Литмир - Электронная Библиотека

И только наша школа осталась прежней.

Трехэтажная, из красного, добротной старинной кладки кирпича, она все так же глядит на мир широкими, чисто вымытыми окнами, одинаково радушно встречая и тех, кто впервые переступает порог, и тех, кто вышел из нее много лет назад.

Я не стал бы так подробно рассказывать о Кузнецке, и тем более о нашей школе, если б не знал, что у каждого из моих будущих читателей есть свой, как бы он ни назывался, — Кузнецк и своя — первая школа; с этого, по-моему, и начинается Родина. А уж если и попадется иной, кому безразлично, где он родился, рос и учился, — бог с ним, ему же хуже!..

…В школе тихо и пусто.

На втором этаже рабочие в синих халатах вносят в учительскую столы и стулья, остро пахнет свежей краской. На лестничной площадке стоит старое трюмо с потускневшим верхом, пол здесь выложен широкими кафельными плитками, вытертыми тысячами каблуков.

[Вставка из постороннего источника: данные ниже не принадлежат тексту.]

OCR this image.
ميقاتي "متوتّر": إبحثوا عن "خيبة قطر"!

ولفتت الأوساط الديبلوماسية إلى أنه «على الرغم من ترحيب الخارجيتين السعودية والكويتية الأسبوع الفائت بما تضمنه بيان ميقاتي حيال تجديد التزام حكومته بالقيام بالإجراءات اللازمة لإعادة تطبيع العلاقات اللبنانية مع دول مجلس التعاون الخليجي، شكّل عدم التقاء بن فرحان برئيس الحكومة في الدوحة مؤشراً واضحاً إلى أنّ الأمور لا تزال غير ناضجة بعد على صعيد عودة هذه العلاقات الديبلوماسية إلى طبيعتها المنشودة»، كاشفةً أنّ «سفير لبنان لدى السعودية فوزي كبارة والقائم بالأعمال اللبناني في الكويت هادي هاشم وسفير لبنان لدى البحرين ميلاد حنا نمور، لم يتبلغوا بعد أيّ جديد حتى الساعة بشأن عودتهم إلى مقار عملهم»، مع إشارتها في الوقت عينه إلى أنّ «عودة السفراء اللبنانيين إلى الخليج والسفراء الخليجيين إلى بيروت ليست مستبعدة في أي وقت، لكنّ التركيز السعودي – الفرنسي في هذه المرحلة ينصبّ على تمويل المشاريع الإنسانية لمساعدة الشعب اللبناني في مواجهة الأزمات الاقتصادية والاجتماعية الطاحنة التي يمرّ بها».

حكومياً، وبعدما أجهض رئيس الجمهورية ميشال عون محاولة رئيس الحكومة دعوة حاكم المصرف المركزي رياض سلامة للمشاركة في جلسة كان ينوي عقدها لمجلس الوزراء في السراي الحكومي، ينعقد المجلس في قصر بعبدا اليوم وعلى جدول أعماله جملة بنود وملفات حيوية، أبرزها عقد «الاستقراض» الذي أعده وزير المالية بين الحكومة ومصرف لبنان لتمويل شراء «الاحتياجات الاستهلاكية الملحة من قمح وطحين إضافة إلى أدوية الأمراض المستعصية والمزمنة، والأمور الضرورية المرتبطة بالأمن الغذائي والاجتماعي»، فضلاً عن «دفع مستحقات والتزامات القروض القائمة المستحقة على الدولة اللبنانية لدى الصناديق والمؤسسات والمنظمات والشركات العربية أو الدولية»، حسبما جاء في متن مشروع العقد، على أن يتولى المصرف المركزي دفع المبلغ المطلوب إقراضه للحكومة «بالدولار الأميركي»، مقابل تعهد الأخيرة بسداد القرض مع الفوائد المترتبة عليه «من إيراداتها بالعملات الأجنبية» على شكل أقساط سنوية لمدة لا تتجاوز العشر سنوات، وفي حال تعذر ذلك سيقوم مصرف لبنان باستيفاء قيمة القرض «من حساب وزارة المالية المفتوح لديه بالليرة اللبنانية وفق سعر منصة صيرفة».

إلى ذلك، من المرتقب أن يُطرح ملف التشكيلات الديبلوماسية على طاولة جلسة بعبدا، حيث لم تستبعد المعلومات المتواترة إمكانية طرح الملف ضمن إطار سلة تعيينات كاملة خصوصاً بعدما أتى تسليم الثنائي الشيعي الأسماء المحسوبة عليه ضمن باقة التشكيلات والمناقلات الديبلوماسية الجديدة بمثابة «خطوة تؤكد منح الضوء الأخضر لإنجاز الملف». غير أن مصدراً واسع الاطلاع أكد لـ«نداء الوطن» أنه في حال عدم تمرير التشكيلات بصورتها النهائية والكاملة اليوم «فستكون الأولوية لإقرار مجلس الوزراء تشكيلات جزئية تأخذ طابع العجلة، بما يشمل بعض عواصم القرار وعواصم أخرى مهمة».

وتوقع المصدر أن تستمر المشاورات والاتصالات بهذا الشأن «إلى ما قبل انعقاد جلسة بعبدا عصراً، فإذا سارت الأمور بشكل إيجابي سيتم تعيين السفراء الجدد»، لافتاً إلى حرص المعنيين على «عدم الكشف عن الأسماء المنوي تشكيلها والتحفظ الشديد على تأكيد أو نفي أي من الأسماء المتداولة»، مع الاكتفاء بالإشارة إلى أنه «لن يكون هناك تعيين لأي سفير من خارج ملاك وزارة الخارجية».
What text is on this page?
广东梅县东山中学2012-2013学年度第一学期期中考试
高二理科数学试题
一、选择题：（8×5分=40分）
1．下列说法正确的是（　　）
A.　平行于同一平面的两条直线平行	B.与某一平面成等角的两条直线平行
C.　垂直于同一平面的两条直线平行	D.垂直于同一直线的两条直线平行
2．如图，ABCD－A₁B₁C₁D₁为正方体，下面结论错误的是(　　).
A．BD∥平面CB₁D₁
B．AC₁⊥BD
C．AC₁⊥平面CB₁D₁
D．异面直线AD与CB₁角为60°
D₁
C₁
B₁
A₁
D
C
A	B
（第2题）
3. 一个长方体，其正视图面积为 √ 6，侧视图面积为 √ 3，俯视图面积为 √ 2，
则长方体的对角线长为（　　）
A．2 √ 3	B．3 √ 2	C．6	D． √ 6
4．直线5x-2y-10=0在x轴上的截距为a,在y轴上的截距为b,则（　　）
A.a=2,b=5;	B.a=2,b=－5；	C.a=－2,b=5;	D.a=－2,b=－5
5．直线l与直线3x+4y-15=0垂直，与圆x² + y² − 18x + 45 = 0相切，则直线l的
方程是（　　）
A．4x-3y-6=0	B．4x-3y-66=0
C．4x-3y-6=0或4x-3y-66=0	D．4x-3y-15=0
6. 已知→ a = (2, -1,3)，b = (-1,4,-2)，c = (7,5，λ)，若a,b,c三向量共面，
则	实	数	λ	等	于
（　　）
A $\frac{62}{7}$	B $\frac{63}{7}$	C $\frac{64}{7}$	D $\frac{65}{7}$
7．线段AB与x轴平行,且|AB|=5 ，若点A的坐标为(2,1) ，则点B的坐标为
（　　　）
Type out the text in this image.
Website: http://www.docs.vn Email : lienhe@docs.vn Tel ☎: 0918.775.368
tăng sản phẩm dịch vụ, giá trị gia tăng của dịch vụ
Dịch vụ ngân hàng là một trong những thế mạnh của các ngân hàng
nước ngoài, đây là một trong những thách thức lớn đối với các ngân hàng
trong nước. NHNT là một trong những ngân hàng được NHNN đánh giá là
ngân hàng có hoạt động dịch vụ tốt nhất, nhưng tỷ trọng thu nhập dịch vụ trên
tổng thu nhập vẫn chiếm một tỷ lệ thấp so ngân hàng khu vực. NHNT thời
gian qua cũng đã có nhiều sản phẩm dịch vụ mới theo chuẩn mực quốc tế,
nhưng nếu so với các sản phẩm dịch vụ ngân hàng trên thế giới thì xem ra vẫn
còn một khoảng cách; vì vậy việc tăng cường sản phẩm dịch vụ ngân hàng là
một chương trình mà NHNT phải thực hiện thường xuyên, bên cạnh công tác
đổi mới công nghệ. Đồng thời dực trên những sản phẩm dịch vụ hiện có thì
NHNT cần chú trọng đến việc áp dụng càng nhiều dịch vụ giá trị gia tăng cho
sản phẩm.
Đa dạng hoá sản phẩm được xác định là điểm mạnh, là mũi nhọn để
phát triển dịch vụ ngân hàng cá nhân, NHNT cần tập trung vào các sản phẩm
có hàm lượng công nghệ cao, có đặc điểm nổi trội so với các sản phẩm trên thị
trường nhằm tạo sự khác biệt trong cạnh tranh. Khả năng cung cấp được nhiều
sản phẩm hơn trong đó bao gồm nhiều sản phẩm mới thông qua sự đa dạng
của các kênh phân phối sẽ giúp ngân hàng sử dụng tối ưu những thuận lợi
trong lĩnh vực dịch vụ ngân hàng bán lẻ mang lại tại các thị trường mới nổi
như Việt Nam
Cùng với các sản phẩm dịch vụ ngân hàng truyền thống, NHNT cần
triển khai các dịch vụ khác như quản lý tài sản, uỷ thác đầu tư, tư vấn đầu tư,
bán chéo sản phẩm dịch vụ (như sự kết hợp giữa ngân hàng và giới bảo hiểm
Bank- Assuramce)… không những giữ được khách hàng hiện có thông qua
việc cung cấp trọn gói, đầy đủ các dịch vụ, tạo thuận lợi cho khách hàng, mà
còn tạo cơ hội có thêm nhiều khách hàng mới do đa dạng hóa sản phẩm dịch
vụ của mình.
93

Прежде всего мы идем в свой класс.

Раньше тут стояли столы, сейчас — парты, на их тусклой черной поверхности неподвижно греются солнечные зайчики.

Широким шагом Юрка подходит к доске, берет осколок мела.

— Квадрат суммы двух чисел, — громко говорит он, — равен квадрату первого числа плюс удвоенное произведение…

Все по-прежнему, и все, однако, не так.

Несколько минут разговариваем в коридоре с довольно молодой «техничкой». Прежних педагогов она не знает, нынешних не знаем мы; директор школы оказывается на месте, в кабинете. Фамилия его нам ничего не говорит — Цветков.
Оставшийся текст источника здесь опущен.